/nanoGPT_QuietAttention

Testing out QuestAttention using nanoGPT

Primary LanguagePythonMIT LicenseMIT

QuietAttention Experiments with nanoGPT

This repo is for my quick experiments with the ideas presented in this blog post by Evan Miller. It is a fork of nanoGPT with a small modification to add a QuietAttention implementation.

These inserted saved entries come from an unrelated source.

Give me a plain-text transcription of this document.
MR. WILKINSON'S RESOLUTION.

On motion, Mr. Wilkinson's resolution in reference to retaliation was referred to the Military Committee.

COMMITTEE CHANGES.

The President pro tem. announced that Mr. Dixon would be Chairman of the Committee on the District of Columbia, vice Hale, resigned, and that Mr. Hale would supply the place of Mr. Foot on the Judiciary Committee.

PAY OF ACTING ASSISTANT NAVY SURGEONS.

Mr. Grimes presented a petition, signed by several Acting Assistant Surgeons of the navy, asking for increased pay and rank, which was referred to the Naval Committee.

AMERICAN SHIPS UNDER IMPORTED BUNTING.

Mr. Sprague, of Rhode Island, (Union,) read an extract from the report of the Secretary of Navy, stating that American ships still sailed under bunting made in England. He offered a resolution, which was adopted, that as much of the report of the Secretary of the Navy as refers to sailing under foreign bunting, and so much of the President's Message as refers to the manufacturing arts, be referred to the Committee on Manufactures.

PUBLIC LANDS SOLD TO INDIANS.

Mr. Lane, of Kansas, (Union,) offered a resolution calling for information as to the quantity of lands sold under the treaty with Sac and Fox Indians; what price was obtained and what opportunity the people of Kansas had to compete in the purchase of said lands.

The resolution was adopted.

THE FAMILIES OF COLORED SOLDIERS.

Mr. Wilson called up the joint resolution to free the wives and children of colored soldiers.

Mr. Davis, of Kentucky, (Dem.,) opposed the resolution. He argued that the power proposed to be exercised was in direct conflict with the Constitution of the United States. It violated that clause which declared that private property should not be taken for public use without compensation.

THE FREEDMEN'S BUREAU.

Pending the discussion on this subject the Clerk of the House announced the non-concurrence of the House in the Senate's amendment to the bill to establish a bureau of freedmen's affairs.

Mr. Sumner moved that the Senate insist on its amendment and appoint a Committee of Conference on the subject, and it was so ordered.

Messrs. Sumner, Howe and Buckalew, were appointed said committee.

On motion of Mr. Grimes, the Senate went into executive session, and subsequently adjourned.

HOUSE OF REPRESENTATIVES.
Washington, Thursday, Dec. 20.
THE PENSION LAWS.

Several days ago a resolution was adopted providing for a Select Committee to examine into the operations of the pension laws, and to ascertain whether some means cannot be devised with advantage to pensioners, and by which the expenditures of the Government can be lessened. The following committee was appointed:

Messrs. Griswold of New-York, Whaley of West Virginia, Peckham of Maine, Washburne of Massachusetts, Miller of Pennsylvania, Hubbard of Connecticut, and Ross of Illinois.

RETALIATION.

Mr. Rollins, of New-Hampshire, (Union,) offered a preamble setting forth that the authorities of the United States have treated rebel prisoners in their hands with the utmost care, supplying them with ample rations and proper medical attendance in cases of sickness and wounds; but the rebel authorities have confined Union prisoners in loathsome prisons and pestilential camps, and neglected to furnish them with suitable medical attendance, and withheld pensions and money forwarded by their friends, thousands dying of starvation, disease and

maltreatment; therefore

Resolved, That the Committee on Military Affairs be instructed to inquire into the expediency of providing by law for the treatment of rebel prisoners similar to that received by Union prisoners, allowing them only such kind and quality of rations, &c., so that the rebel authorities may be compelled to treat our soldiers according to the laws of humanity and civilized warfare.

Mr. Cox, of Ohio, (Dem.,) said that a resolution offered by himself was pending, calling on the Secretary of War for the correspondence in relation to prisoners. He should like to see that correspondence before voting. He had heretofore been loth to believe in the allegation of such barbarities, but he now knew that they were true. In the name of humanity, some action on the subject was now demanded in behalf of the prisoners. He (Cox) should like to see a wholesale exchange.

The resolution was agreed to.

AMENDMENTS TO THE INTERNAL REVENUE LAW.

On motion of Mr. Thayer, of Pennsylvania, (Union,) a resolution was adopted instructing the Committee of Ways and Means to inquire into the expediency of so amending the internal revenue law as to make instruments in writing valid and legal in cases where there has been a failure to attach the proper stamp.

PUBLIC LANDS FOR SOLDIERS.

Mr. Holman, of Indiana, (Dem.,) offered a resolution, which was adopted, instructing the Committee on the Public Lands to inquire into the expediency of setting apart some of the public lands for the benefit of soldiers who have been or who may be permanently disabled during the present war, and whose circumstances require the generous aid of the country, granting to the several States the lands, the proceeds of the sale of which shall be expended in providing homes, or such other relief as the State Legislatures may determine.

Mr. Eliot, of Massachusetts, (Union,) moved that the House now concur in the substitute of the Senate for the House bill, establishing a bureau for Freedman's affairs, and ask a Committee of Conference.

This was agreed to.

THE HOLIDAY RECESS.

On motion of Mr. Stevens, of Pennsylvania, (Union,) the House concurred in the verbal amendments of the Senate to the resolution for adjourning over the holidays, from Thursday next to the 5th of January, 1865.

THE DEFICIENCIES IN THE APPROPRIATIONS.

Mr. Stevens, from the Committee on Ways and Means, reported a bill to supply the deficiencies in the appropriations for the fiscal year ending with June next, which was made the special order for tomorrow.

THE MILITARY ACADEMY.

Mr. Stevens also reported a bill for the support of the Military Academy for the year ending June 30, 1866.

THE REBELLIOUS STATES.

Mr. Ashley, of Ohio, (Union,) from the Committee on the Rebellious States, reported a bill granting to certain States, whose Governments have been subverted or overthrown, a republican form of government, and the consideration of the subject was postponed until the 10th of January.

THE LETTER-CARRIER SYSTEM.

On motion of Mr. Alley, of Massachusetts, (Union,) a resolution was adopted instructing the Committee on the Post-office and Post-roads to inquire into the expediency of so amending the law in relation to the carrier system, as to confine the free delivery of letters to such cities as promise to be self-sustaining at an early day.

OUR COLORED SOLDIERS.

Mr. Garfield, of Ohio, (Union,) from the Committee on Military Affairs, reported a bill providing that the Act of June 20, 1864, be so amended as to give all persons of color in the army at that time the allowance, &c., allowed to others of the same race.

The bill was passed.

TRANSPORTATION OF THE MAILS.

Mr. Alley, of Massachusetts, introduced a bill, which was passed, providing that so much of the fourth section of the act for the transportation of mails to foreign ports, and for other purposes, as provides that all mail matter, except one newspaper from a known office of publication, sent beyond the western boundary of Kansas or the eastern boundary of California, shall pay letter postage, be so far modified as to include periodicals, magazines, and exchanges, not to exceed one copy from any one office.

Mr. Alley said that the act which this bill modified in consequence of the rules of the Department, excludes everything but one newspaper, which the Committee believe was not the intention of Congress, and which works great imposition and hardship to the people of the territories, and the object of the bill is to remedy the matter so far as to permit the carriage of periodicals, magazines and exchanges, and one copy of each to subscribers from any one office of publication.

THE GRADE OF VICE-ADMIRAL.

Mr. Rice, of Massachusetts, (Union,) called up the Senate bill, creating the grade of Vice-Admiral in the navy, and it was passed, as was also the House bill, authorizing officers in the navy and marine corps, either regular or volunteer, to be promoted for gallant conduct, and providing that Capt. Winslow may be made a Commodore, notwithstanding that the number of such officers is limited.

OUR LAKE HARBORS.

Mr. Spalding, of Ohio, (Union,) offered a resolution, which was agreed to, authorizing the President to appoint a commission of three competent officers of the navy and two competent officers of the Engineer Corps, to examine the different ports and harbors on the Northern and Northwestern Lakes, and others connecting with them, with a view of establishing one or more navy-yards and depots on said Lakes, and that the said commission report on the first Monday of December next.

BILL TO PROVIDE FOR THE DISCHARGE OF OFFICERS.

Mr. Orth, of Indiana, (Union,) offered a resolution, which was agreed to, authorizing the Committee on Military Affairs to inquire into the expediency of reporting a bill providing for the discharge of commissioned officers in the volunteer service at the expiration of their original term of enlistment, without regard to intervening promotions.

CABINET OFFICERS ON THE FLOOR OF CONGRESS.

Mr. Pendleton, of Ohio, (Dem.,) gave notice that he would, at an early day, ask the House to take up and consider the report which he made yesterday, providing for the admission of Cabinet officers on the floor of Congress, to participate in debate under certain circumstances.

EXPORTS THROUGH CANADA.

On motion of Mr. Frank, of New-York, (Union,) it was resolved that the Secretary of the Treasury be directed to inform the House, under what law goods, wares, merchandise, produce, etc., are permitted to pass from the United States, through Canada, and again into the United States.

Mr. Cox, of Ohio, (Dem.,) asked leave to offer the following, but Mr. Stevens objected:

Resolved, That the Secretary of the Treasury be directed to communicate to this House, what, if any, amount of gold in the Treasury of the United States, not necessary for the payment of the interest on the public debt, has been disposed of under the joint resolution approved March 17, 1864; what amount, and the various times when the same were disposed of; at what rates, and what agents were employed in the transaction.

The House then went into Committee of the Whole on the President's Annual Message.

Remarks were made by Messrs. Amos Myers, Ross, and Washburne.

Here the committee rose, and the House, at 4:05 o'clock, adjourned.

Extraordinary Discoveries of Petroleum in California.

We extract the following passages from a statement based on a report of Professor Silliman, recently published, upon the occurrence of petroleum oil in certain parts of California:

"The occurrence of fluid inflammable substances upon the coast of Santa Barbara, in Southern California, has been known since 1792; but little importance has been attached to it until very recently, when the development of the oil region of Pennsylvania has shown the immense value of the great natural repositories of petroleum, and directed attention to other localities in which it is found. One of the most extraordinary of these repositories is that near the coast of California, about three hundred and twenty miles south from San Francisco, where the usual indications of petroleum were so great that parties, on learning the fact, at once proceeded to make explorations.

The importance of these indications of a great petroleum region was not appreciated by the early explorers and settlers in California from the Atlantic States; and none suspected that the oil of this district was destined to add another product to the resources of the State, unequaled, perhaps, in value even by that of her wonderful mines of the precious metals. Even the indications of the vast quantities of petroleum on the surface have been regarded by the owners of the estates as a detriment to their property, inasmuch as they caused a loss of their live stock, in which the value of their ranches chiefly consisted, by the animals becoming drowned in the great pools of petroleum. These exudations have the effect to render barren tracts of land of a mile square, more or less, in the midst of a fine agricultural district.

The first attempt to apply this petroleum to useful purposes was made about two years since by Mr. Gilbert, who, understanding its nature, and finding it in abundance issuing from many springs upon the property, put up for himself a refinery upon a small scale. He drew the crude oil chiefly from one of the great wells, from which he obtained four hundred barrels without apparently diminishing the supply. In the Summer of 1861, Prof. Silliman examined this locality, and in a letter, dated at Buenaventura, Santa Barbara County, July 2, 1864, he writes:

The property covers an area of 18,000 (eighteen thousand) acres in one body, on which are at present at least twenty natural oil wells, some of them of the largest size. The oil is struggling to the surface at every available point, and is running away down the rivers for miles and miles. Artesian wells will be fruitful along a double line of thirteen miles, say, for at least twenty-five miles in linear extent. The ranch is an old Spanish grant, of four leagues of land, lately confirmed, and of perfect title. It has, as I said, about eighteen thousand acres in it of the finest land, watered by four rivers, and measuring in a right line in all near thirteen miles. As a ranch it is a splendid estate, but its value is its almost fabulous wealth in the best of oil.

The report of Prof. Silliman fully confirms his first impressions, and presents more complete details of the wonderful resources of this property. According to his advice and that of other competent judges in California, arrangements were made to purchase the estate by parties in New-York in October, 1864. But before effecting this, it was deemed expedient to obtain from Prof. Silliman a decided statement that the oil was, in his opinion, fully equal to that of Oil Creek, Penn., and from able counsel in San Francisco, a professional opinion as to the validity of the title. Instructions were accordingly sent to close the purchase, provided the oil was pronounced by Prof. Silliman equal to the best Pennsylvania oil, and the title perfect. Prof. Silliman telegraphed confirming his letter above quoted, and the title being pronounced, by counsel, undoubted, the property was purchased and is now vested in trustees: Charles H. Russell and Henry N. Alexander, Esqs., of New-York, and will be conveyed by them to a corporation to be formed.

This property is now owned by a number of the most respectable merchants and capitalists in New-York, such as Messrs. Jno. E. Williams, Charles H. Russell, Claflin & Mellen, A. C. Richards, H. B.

NB: this is also something already in PyTorch! https://twitter.com/SamuelMullr/status/1683582347793530884?s=20 - https://pytorch.org/docs/stable/generated/torch.nn.MultiheadAttention.html the PyTorch MHA has an add_zero_attn parameter. So this is not a new idea, although it was definitely new to me :)

Key code change:

# The modified softmax version:
def surftmex(x, dim=-1):
  maxes = torch.max(x, dim, keepdim=True)[0]
  x_exp = torch.exp(x-maxes)
  x_exp_sum = torch.sum(x_exp, dim, keepdim=True)
  output_custom = x_exp/(torch.exp(-maxes)+x_exp_sum) # << The key bit is the +torch.exp(-maxes)
  return output_custom

# And then in the attention implementation we do:
if self.quiet:
    att = surftmex(att)
else:
    att = F.softmax(att, dim=-1)

You can play with this by running the notebook "QuietAttention Tests", easiest in colab here: https://colab.research.google.com/drive/1ArFoybiGCuNUgJZIbwJn5bXHDW3AQgdB?usp=sharing

The very first test I ran seemed promising but on closer inspection I may have just been unlucky with the random samples I plotted, the notebooks now show the two approaches as about the same in terms of weight/activation distribution. Which means either I've done something silly (@Xenova already spotted one bug in my code) or there really isn't much difference being made. The latter sort of makes sense to me - this is the same as appending a single 0 to the logits, which in most cases I'd expect to have very little difference to the normal attention calculations. I'll try to train some larger models if I get a chance and look more closely at whether it actually helps with the thing it is supposed to affect: the outliers that hurt quantization accuracy.